Indeed, history suggests that when the breadth ratio falls below 0.3 like in December 2024, the S&P biotech index, or XBI, typically gains around 16% over the next six months. Booth said that as 2025 unfolds, the historical pattern Piper highlighted provides a glimmer of optimism for the industry.

“Biotech will remain in recovery mode [in 2025], but that doesn’t mean pessimism prevails,” Evaluate’s 2025 preview states.

But with the administration threatening a variety of tariffs and wiping out much of the government’s workforce, including many top regulators, the path of that recovery has become ever more uncertain.

“Given the current environment, we don’t anticipate the IPO market to offer a window in the next 3–6 months,” Ural said.

Rising Tides in a Very Rough Ocean

Still, Booth remains hopeful about biotech’s outlook. He said that while current volatility is “nauseating,” early-stage investors can take the long view.

“Fortunately, as early-stage venture investors, we can take a very long-term view of the space,” Booth told BioSpace, “and our perspective on the sector’s 5–10 year horizon remains very positive.”

He emphasized, however, that macroeconomic stability will be crucial for sustaining momentum. Upheaval at the FDA and other agencies under Robert F. Kennedy, Jr.’s oversight as secretary of the Department of Health and Human Services continues to ripple across the industry, as do the continued tariff threats from President Donald Trump.

Prior to these developments, biotech had set itself up for a recovery. Private investment had strengthened, particularly in early-stage companies. “Both seed-stage and Series A have seen strong investment,” Kale Frank, managing director of Silicon Valley Bank’s (SVB) life science and healthcare division, told BioSpace. 2024 also was the second-largest year for public equity issuance ever, Frank added.

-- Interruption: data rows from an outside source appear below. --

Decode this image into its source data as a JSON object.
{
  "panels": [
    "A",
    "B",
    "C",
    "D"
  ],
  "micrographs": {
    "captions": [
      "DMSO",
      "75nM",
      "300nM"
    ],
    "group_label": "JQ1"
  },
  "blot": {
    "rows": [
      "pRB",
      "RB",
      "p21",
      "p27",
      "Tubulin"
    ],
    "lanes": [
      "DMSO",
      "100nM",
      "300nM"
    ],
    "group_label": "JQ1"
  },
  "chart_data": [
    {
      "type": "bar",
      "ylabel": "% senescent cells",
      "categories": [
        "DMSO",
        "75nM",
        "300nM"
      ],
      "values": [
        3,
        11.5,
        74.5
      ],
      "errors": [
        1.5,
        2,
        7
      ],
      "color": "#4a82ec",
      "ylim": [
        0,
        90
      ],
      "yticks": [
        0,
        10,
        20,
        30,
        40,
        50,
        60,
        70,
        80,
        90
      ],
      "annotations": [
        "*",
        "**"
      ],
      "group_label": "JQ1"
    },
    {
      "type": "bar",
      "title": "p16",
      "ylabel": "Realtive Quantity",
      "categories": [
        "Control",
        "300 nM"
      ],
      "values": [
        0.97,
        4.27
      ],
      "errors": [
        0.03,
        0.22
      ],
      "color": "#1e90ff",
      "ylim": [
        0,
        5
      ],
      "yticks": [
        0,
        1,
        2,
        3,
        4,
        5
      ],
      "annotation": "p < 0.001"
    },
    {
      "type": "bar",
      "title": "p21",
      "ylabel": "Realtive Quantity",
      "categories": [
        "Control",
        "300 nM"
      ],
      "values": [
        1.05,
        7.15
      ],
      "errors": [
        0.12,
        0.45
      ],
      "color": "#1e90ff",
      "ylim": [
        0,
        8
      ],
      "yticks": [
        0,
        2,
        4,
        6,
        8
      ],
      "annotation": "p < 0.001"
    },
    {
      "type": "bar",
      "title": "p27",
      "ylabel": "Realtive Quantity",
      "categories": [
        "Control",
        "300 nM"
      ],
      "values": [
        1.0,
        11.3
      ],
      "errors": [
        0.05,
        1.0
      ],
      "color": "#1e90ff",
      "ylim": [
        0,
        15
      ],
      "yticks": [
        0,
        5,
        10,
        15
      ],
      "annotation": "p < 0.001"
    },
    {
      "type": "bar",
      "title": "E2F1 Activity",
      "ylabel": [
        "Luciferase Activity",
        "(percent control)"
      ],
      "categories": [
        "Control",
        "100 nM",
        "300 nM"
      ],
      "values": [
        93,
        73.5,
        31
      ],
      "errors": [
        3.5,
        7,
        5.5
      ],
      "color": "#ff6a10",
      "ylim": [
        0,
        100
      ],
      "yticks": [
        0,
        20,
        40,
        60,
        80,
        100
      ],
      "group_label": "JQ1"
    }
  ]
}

With valuations adjusted downward, biotech companies adopted leaner operating strategies and were prioritizing their most promising assets. Garabedian said this is a “silver lining” highlighted by the Piper data. “All these things are in play now, so the runways these companies have when they do raise money will get farther.”

Still, in this environment, only the strong survive, said Margery Fischbein, healthcare managing director at CS. The gap between the “haves and have-nots” in biotech is widening, she warned. Thus, even when the sector does buoy, “I don’t think we’ll see a rising tide lifting all boats.”